İsrail medyası: Hamas, esir takası anlaşmasına 3 Filistinli liderin dahil edilmesinde ısrarcı

İsrail medyasına göre Hamas, İsrail ile yapılması muhtemel esir takası anlaşmasının yıllardır İsrail hapishanelerinde tutulan 3 Filistinli liderin serbest bırakılmasını kapsaması konusunda ısrar ediyor

Müebbet hapis cezasına çarptırılan Fetih Hareketi liderlerinden Mervan Bergusi (AA)
Müebbet hapis cezasına çarptırılan Fetih Hareketi liderlerinden Mervan Bergusi (AA)
TT

İsrail medyası: Hamas, esir takası anlaşmasına 3 Filistinli liderin dahil edilmesinde ısrarcı

Müebbet hapis cezasına çarptırılan Fetih Hareketi liderlerinden Mervan Bergusi (AA)
Müebbet hapis cezasına çarptırılan Fetih Hareketi liderlerinden Mervan Bergusi (AA)

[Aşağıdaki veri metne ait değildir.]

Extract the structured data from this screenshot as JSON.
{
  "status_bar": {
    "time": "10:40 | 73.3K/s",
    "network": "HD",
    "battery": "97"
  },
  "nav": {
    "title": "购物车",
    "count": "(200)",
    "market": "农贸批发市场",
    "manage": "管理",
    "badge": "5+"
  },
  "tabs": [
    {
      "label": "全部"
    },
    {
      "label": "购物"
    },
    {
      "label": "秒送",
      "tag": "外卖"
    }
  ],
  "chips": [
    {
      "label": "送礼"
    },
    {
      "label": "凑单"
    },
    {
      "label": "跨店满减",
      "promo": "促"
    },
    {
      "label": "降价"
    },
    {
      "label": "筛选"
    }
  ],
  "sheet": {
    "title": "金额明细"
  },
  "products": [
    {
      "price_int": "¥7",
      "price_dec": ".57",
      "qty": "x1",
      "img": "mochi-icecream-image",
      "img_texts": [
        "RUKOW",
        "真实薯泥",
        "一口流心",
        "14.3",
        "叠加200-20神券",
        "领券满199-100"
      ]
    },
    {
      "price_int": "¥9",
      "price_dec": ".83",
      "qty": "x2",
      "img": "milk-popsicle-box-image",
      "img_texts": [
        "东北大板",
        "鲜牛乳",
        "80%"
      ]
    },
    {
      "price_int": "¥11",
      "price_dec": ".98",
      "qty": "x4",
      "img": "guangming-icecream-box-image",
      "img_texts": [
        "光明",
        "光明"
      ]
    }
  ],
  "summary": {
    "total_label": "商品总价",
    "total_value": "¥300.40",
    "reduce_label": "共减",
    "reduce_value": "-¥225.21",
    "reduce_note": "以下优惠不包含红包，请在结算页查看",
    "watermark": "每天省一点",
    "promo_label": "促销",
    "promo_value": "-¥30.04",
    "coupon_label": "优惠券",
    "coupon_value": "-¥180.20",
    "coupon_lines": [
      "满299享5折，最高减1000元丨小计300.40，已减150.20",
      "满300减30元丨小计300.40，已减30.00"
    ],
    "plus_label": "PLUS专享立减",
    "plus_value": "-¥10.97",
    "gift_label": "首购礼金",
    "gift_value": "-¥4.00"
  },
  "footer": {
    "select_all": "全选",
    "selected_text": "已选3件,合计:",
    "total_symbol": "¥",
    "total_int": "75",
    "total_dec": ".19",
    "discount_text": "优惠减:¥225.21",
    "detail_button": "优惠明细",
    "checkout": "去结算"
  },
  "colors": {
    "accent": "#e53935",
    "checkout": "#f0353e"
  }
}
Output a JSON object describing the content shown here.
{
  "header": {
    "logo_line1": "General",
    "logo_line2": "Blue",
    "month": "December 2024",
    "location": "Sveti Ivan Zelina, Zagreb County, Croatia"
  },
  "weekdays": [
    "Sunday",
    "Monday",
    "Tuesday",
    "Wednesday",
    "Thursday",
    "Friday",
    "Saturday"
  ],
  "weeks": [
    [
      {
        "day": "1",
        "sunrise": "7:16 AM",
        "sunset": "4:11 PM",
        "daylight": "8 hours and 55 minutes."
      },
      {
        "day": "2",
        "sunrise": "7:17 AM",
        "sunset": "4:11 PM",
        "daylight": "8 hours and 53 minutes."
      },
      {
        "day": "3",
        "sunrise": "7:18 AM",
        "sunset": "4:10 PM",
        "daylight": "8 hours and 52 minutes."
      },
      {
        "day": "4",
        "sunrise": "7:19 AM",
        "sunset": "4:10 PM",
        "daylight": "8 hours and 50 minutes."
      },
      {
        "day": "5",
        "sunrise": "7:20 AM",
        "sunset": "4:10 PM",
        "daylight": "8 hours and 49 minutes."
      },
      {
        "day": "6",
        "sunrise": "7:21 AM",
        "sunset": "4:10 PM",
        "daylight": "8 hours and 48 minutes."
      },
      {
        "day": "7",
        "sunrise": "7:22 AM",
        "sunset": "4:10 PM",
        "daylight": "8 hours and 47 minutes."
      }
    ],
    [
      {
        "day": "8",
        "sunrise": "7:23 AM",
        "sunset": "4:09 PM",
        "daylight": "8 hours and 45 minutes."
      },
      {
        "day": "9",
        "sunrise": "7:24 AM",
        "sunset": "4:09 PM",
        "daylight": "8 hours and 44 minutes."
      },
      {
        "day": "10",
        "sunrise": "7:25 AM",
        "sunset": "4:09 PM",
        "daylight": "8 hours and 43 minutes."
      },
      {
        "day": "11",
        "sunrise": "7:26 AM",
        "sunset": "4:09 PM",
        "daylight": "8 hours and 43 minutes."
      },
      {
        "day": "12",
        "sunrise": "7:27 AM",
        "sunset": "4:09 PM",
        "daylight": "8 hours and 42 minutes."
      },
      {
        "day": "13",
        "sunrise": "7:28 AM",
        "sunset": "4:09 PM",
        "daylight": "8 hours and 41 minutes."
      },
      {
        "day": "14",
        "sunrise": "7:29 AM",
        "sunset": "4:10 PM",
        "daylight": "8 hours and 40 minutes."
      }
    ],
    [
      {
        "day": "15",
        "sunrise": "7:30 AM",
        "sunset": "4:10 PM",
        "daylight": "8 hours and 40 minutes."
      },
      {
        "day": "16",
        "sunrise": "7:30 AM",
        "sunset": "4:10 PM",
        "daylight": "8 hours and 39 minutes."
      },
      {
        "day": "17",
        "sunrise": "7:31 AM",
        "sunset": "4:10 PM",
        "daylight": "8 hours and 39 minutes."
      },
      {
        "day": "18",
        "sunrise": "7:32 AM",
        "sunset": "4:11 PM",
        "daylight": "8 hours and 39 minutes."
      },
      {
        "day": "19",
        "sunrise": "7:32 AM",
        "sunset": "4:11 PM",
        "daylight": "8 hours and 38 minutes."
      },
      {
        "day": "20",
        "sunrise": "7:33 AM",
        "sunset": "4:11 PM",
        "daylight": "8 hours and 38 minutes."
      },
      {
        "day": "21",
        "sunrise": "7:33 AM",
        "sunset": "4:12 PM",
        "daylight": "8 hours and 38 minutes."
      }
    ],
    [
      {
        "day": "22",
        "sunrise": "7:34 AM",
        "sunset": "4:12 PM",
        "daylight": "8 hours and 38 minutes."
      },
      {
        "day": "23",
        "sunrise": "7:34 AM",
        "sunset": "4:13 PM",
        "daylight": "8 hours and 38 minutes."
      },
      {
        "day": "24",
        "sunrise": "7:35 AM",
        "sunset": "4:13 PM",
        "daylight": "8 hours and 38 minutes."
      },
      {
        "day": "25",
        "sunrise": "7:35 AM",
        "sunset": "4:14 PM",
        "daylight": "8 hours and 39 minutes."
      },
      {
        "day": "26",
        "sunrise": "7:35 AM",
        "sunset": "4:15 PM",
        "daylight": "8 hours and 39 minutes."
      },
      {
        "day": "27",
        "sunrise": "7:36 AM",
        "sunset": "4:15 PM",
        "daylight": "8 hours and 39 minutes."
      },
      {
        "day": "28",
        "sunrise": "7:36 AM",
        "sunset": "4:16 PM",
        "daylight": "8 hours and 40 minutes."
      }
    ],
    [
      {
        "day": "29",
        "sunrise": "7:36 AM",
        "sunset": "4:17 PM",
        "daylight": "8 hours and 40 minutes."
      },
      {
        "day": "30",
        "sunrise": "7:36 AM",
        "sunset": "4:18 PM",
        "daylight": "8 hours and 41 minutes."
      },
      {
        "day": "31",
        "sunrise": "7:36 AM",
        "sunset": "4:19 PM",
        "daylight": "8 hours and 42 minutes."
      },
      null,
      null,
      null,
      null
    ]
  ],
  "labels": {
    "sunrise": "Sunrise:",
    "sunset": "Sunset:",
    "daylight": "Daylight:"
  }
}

İsrailli Yediot Ahronot gazetesinin haberine göre Hamas, İsrail ile esir takası anlaşmasında Fetih Hareketi Merkez Komite Üyesi Mervan Bergusi, Filistin Halk Kurtuluş Cephesi (FHKC) Genel Sekreteri Ahmed Saadat ve Hamas yöneticilerinden Abdullah Bergusi’nin serbest bırakılmasını istiyor.

Filistin’deki kamuoyu araştırmalarında, 64 yaşındaki Mervan Bergusi, Fetih liderleri arasında Filistin Devlet Başkanı Mahmud Abbas’tan sonraki isim olarak öne çıkıyor.

Hakkında 5 müebbet ile 40 yıl hapis cezası bulunan Bergusi, 2002’den bu yana İsrail hapishanelerinde tutuklu bulunuyor.

İsrailli gazete, “Bergusi’nin serbest bırakılmasının Filistin yönetiminin çehresini değiştirebileceğini” savunuyor.

Hamas’ın ısrarla serbest bırakılmasını istediği, İsrail’in, 2001’deki eski İsrail Turizm Bakanı Rehavam Zeevi’nin öldürülmesine karışmakla suçladığı FHKC Genel Sekreteri Ahmed Saadat, Aralık 2008’de gözaltına alınmış ve hakkında 30 yıl hapis cezası verilmişti.

Hamas’ın önde gelen yöneticilerinden Abdullah el-Bergusi ise 67 müebbet hapis cezasıyla İsrail mahkemeleri tarihinde benzeri görülmemiş bir hüküm ile cezaevinde tutuluyor.

İsrail, mühendis Abdullah el-Bergusi’yi 66 İsraillinin ölümüne 500’ünün de yaralanmasına neden olan saldırıların patlayıcılarını yapmakla suçluyor.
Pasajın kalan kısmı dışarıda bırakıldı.